I was wondering what is the value of $\lim\limits_{x\to 0+} x^{x}$.
Assuming that the limit exists, I could show using the usual logarithm techniques that the limit is $1$. However, I am not able to show that the limit exists. Could some one help on that?
EDIT: It would be so nice if we could do it without l'Hopital...
By the l'Hôpital theorem we have
$$\lim_{x\to0}x\log x=\lim_{x\to0}\frac{\log x}{\frac 1 x}=-\lim_{x\to0}\frac{\frac 1 x}{\frac{ 1 }{x^2}}=-\lim_{x\to0}x=0$$
and conclude with $$x^x=e^{x\log x}$$
Edited To find the limit without the l'Hôpital theorem: for $0<x<1$: $$ 0\leq|x\log x|=x\int_x^1\frac{dt}{t}\leq x\int_x^1\frac{dt}{t^{3/2}}=-2x\frac{1}{\sqrt{t}}\Big|_x^1\to0$$
Hint: Using the change of variable $x=e^{-t}$ show that $$\lim_{x \to 0+} x \ln x = 0.$$
$$\lim_{x \to 0+} x \ln x = \lim_{t \to +\infty} -\frac{t}{e^t} = 0.$$
To prove the last equality you can use the Taylor expansion for $e^t$, for instance.

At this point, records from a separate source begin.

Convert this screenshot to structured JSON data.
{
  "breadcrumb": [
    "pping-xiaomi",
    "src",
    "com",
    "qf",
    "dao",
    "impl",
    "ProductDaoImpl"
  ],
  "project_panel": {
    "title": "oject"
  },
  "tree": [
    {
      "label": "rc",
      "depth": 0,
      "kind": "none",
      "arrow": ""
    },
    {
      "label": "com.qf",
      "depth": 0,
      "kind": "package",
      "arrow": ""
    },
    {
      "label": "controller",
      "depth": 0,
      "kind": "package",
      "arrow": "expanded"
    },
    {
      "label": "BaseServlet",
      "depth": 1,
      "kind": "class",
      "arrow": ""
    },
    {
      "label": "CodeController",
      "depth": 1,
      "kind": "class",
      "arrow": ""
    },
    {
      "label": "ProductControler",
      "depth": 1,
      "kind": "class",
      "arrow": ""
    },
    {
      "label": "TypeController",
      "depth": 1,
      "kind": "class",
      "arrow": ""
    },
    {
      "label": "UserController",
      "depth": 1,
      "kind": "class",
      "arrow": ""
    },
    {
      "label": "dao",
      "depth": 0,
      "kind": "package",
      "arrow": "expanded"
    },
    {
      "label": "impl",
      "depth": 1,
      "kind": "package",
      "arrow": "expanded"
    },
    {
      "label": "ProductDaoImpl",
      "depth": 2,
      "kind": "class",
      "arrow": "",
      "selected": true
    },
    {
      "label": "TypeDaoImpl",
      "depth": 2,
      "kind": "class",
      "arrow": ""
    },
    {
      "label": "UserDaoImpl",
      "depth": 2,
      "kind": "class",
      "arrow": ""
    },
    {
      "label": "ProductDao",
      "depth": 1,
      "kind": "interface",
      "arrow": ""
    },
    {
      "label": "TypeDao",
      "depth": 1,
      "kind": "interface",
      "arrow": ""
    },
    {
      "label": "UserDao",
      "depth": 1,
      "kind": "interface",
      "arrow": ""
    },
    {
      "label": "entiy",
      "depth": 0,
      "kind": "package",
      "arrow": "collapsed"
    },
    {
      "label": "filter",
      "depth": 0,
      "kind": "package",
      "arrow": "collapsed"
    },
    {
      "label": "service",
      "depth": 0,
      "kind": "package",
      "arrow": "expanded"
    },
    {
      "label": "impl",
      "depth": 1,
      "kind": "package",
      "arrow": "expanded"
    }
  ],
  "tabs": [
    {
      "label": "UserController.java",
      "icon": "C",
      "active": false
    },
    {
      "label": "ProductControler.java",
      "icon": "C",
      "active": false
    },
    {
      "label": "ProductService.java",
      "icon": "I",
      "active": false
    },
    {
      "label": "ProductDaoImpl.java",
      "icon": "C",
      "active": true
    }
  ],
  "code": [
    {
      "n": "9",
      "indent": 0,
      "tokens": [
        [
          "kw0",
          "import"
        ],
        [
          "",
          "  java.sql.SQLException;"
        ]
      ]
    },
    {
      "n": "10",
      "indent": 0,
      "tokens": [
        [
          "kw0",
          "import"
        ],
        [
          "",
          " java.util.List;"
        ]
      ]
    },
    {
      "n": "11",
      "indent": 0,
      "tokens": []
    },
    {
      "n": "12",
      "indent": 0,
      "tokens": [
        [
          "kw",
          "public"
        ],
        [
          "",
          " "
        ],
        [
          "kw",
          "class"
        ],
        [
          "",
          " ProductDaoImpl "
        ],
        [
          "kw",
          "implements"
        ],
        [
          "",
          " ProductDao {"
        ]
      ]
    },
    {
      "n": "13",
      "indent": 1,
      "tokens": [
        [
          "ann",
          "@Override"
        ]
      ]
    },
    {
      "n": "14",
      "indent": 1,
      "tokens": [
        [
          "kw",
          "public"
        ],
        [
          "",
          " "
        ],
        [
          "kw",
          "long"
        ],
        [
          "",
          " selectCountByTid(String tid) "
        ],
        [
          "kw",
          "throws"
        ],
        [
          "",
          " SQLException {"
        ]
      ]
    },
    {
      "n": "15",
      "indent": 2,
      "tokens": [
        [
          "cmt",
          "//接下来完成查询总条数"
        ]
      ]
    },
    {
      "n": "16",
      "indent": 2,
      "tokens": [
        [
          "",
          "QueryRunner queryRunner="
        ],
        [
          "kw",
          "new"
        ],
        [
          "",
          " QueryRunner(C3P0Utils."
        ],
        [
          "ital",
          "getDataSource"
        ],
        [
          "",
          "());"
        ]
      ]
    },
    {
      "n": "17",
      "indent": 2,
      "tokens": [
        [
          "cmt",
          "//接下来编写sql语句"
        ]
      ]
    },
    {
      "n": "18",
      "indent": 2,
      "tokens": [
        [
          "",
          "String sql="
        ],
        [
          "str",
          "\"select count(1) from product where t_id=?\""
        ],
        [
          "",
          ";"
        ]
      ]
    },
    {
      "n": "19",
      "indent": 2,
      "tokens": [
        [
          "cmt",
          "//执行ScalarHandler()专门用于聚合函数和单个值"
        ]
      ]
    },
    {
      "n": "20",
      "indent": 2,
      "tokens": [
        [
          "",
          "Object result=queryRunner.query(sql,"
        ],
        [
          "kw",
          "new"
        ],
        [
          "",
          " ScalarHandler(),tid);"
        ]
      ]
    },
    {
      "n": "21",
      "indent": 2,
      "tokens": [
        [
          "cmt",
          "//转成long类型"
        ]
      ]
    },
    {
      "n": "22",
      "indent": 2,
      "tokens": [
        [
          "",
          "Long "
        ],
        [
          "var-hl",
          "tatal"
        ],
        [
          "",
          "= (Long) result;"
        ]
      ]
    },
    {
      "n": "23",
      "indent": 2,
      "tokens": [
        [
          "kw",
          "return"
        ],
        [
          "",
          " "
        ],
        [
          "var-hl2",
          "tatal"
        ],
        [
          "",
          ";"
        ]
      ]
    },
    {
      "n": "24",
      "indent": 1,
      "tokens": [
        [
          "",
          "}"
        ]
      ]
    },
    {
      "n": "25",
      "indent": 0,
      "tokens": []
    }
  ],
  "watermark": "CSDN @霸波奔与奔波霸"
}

Assume you know $$\lim_{n \rightarrow \infty}\sqrt[n]{n}=1$$ Proof:
$$1 \leq \sqrt[n]{n}<\frac{n-2+2\sqrt n}{n}, \,\,\,\,\,\,\,\,\,\, \mathrm{GM \leq AM}$$
Now for each $x$ near zero define $n(x)=[\frac{1}{x}]$ where $[\cdot]$ is the integral part function. Let's call $n(x)$ out of simplicity $n$.
Therefore \begin{align} &\frac{1}{n} \geq x \geq \frac{1}{n+1} \frac{}{} \Rightarrow\\ \left (\frac{1}{n} \right )^\frac{1}{2n}\geq &\left (\frac{1}{n} \right )^{\frac{1}{n+1}} \geq x ^{x}\geq \left (\frac{1}{n+1} \right )^\frac{1}{n} \geq \left (\frac{1}{2n} \right )^\frac{1}{n}& \end{align}
And because as $x$ tends to zero $n(x)$ tends to infinity taking limits at both sides you are done.